Cultural & Educational Programs
Vienna has historically been the second capital of Hungarian intellectual and artistic life, from Franz Liszt and Ferenc Erkel in the 19th century to Sándor Márai's inter-war years in Wien. The embassy's cultural section supports the Collegium Hungaricum Wien (the Hungarian cultural institute on Hollandstraße) which runs a year-round programme of exhibitions, readings, film screenings, concerts, and Hungarian language courses. Academic exchanges with the University of Vienna's Institute for Finno-Ugric Studies — the oldest continuously operating chair of Hungarian studies in the German-speaking world — are long-established.
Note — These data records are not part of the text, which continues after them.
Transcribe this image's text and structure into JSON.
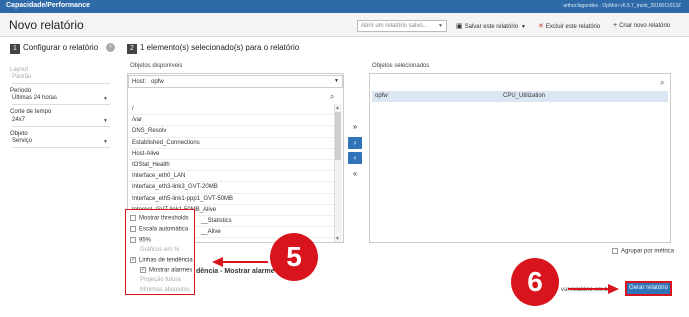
{
  "topbar": {
    "app_title": "Capacidade/Performance",
    "user_info": "arthur.fagundes · OpMon v6.5.7_trunk_2018011013Z"
  },
  "header": {
    "page_title": "Novo relatório",
    "open_report_placeholder": "Abrir um relatório salvo...",
    "save_label": "Salvar este relatório",
    "delete_label": "Excluir este relatório",
    "new_label": "Criar novo relatório"
  },
  "left": {
    "step": "1",
    "title": "Configurar o relatório",
    "layout_label": "Layout",
    "layout_value": "Padrão",
    "period_label": "Período",
    "period_value": "Últimas 24 horas",
    "timecut_label": "Corte de tempo",
    "timecut_value": "24x7",
    "object_label": "Objeto",
    "object_value": "Serviço"
  },
  "middle": {
    "step": "2",
    "title": "1 elemento(s) selecionado(s) para o relatório",
    "available_label": "Objetos disponíveis",
    "host_label": "Host:",
    "host_value": "opfw",
    "items": [
      "/",
      "/var",
      "DNS_Resolv",
      "Established_Connections",
      "Host-Alive",
      "IOStat_Health",
      "Interface_eth0_LAN",
      "Interface_eth3-link3_GVT-20MB",
      "Interface_eth5-link1-ppp1_GVT-50MB",
      "Internet_GVT-link1-50MB_Alive",
      "__Statistics",
      "__Alive"
    ]
  },
  "selected": {
    "label": "Objetos selecionados",
    "host": "opfw",
    "service": "CPU_Utilization",
    "group_by_metric": "Agrupar por métrica"
  },
  "movers": {
    "add_all": "»",
    "add": "›",
    "remove": "‹",
    "remove_all": "«"
  },
  "options": {
    "show_thresholds": "Mostrar thresholds",
    "auto_scale": "Escala automática",
    "p95": "95%",
    "percent_charts": "Gráficos em %",
    "trend_lines": "Linhas de tendência",
    "show_alarms": "Mostrar alarmes",
    "future_projection": "Projeção futura",
    "absolute_minimums": "Mínimas absolutos"
  },
  "under": {
    "trend_text": "dência - Mostrar alarme",
    "save_report_text": "var relatório em b"
  },
  "footer": {
    "generate": "Gerar relatório"
  },
  "callouts": {
    "step5": "5",
    "step6": "6"
  },
  "colors": {
    "brand": "#2f6aa8",
    "accent_button": "#2f73b8",
    "callout": "#d8141c"
  }
}
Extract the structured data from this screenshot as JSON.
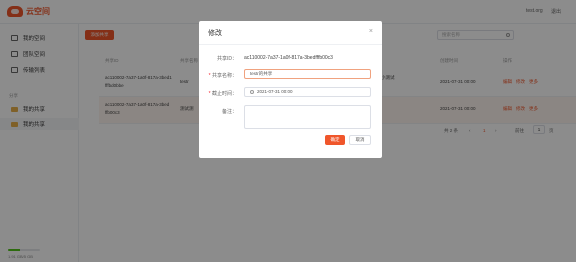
{
  "app": {
    "name": "云空间"
  },
  "topbar": {
    "user": "test.org",
    "action": "退出"
  },
  "sidebar": {
    "items": [
      {
        "label": "我的空间",
        "icon": "drive-icon"
      },
      {
        "label": "团队空间",
        "icon": "team-icon"
      },
      {
        "label": "传输列表",
        "icon": "transfer-icon"
      }
    ],
    "section_label": "分享",
    "share_items": [
      {
        "label": "我的共享",
        "icon": "folder-icon"
      },
      {
        "label": "我的共享",
        "icon": "folder-icon"
      }
    ],
    "storage": {
      "text": "1.91 GB/5 GB",
      "used_fraction": 0.38
    }
  },
  "main": {
    "new_button": "添加共享",
    "search_placeholder": "搜索名称",
    "columns": [
      "共享ID",
      "共享名称",
      "截止时间",
      "备注",
      "创建时间",
      "操作"
    ],
    "rows": [
      {
        "id_line1": "ac110002-7a37-1a0f-817a-3bed1",
        "id_line2": "fffbd0bbe",
        "name": "testr",
        "remark_line1": "共享小测试",
        "remark_line2": "很好",
        "created": "2021-07-31 00:00",
        "ops": [
          "编辑",
          "修改",
          "更多"
        ]
      },
      {
        "id_line1": "ac110002-7a37-1a0f-817a-3bed",
        "id_line2": "ffb00c3",
        "name": "测试测",
        "remark_line1": "",
        "remark_line2": "",
        "created": "2021-07-31 00:00",
        "ops": [
          "编辑",
          "修改",
          "更多"
        ]
      }
    ],
    "pager": {
      "total": "共 2 条",
      "page": "1",
      "goto": "前往",
      "unit": "页"
    }
  },
  "modal": {
    "title": "修改",
    "close_glyph": "×",
    "fields": {
      "share_id_label": "共享ID：",
      "share_id_value": "ac110002-7a37-1a0f-817a-3bedfffb00c3",
      "name_label": "共享名称：",
      "name_value": "testr的共享",
      "deadline_label": "截止时间：",
      "deadline_value": "2021-07-31 00:00",
      "remark_label": "备注："
    },
    "ok_label": "确定",
    "cancel_label": "取消"
  }
}
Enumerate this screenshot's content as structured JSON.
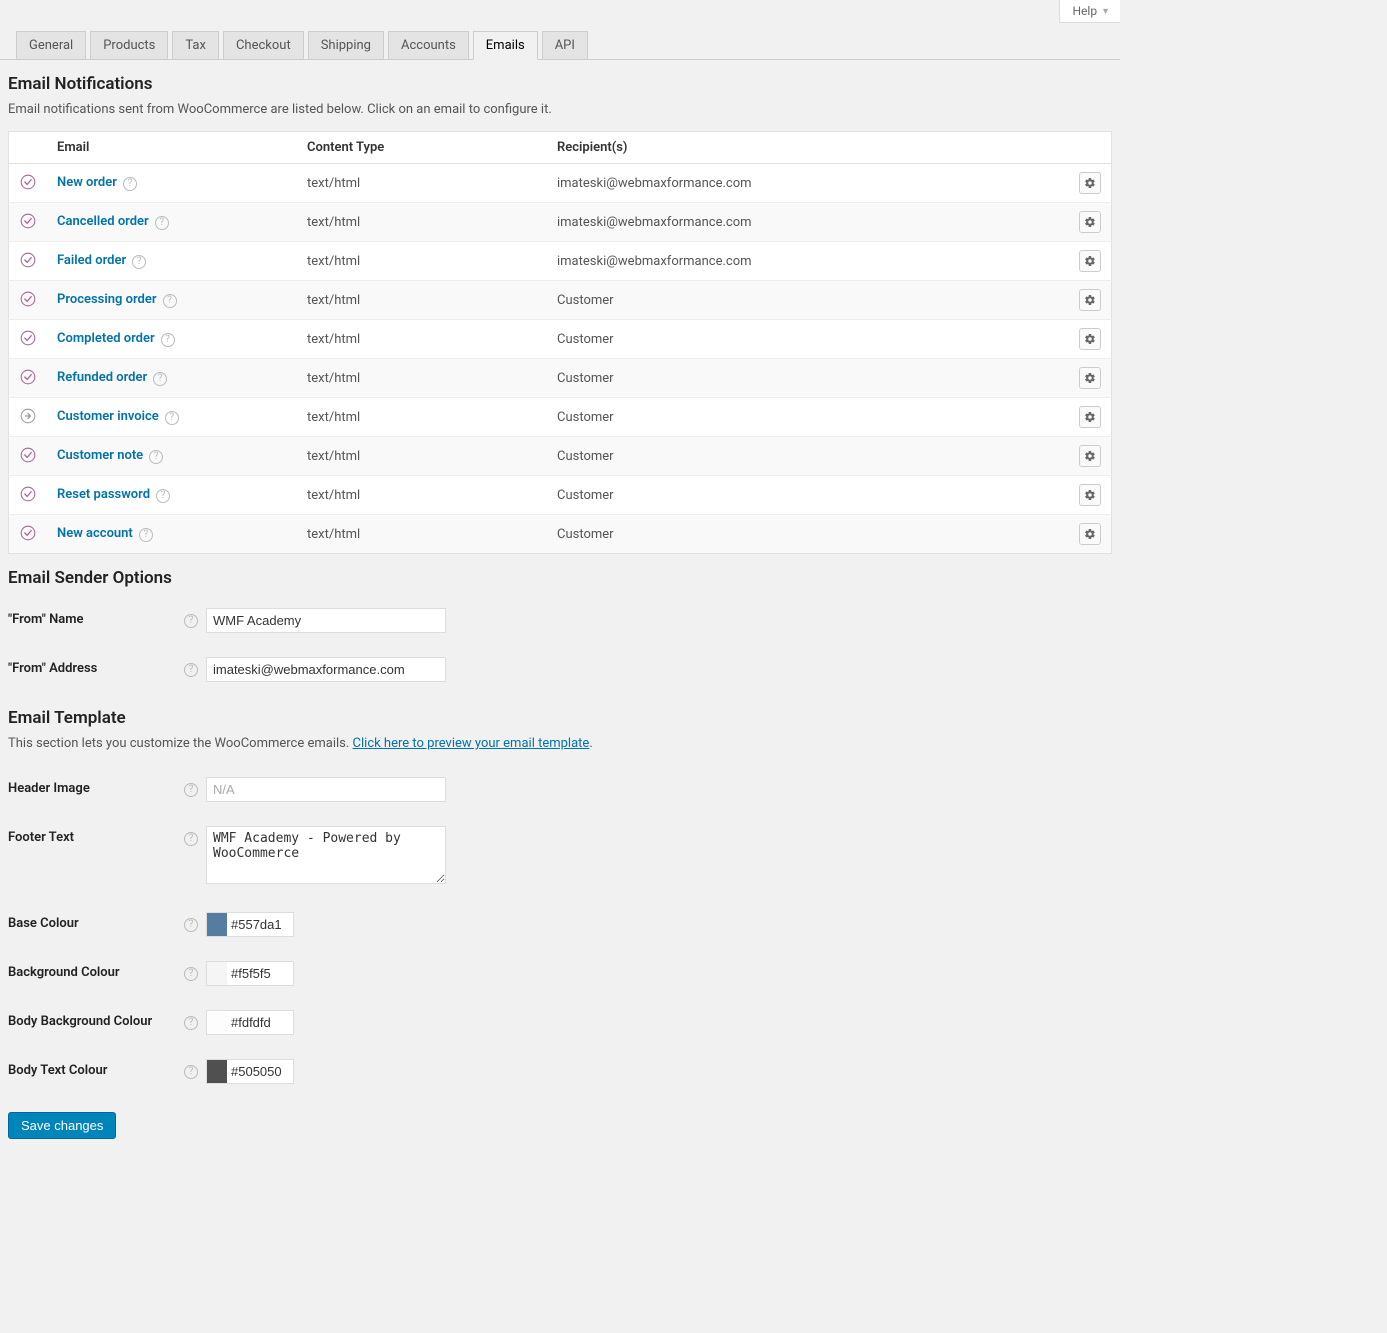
{
  "topbar": {
    "help": "Help"
  },
  "tabs": [
    {
      "label": "General"
    },
    {
      "label": "Products"
    },
    {
      "label": "Tax"
    },
    {
      "label": "Checkout"
    },
    {
      "label": "Shipping"
    },
    {
      "label": "Accounts"
    },
    {
      "label": "Emails",
      "active": true
    },
    {
      "label": "API"
    }
  ],
  "notifications": {
    "heading": "Email Notifications",
    "desc": "Email notifications sent from WooCommerce are listed below. Click on an email to configure it.",
    "columns": {
      "blank": "",
      "email": "Email",
      "content_type": "Content Type",
      "recipients": "Recipient(s)",
      "actions": ""
    },
    "rows": [
      {
        "status": "enabled",
        "name": "New order",
        "content_type": "text/html",
        "recipient": "imateski@webmaxformance.com"
      },
      {
        "status": "enabled",
        "name": "Cancelled order",
        "content_type": "text/html",
        "recipient": "imateski@webmaxformance.com"
      },
      {
        "status": "enabled",
        "name": "Failed order",
        "content_type": "text/html",
        "recipient": "imateski@webmaxformance.com"
      },
      {
        "status": "enabled",
        "name": "Processing order",
        "content_type": "text/html",
        "recipient": "Customer"
      },
      {
        "status": "enabled",
        "name": "Completed order",
        "content_type": "text/html",
        "recipient": "Customer"
      },
      {
        "status": "enabled",
        "name": "Refunded order",
        "content_type": "text/html",
        "recipient": "Customer"
      },
      {
        "status": "manual",
        "name": "Customer invoice",
        "content_type": "text/html",
        "recipient": "Customer"
      },
      {
        "status": "enabled",
        "name": "Customer note",
        "content_type": "text/html",
        "recipient": "Customer"
      },
      {
        "status": "enabled",
        "name": "Reset password",
        "content_type": "text/html",
        "recipient": "Customer"
      },
      {
        "status": "enabled",
        "name": "New account",
        "content_type": "text/html",
        "recipient": "Customer"
      }
    ]
  },
  "sender": {
    "heading": "Email Sender Options",
    "from_name_label": "\"From\" Name",
    "from_name_value": "WMF Academy",
    "from_addr_label": "\"From\" Address",
    "from_addr_value": "imateski@webmaxformance.com"
  },
  "template": {
    "heading": "Email Template",
    "desc_pre": "This section lets you customize the WooCommerce emails. ",
    "desc_link": "Click here to preview your email template",
    "desc_post": ".",
    "header_image_label": "Header Image",
    "header_image_placeholder": "N/A",
    "footer_text_label": "Footer Text",
    "footer_text_value": "WMF Academy - Powered by WooCommerce",
    "base_colour_label": "Base Colour",
    "base_colour_value": "#557da1",
    "bg_colour_label": "Background Colour",
    "bg_colour_value": "#f5f5f5",
    "body_bg_colour_label": "Body Background Colour",
    "body_bg_colour_value": "#fdfdfd",
    "body_text_colour_label": "Body Text Colour",
    "body_text_colour_value": "#505050"
  },
  "save": "Save changes"
}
The embassy is also a contact point for Hungarian minority affairs in Burgenland, where Hungarian is a recognised regional minority language.
Service Area
The Embassy's territorial jurisdiction is the Republic of Austria. In practice, the Consular Section on Schenkenstraße handles consular services for Vienna, Lower Austria, Upper Austria, Burgenland, Styria and Carinthia; residents of Tirol, Salzburg and Vorarlberg are served by the Hungarian Consulate General in Innsbruck at Speckbacherstrasse 31-33. Seven honorary consulates across Austria (Bregenz, Eisenstadt, Graz, Innsbruck, Klagenfurt, Linz, Eugendorf) handle first-line contact and document authentication within their regional consular districts, but pass any passport, visa or full consular matter up to either the Vienna Consular Section or the Innsbruck Consulate General.
Appointment Information
Appointment booking for the Consular Section uses Hungary's central online system at konzinfoidopont.mfa.gov.hu. Walk-in visits are possible during public hours for simple matters (certificates, legalisations, first-line guidance), but passport and identity-card files should always be pre-booked. The chancery itself at Bankgasse is not a public consular counter; visitors with consular business should go directly to Schenkenstraße 3.
Special Notes
Burgenland was part of the Kingdom of Hungary until the Treaty of Saint-Germain (1919) and the Treaty of Trianon (1920) moved the western strip to the newly established Republic of Austria. The region's Hungarian minority (most concentrated around Oberwart/Felsőőr and Oberpullendorf/Felsőpulya) retains its own cultural institutions, bilingual schooling, and legal recognition as a Volksgruppe. The embassy is the natural contact point for questions around minority rights, Hungarian-language education in Burgenland, and the cross-border communities that straddle the former Habsburg internal border. The UNESCO-listed cultural landscape of Fertő/Neusiedler See, shared between the two states, is another area of active bilateral coordination.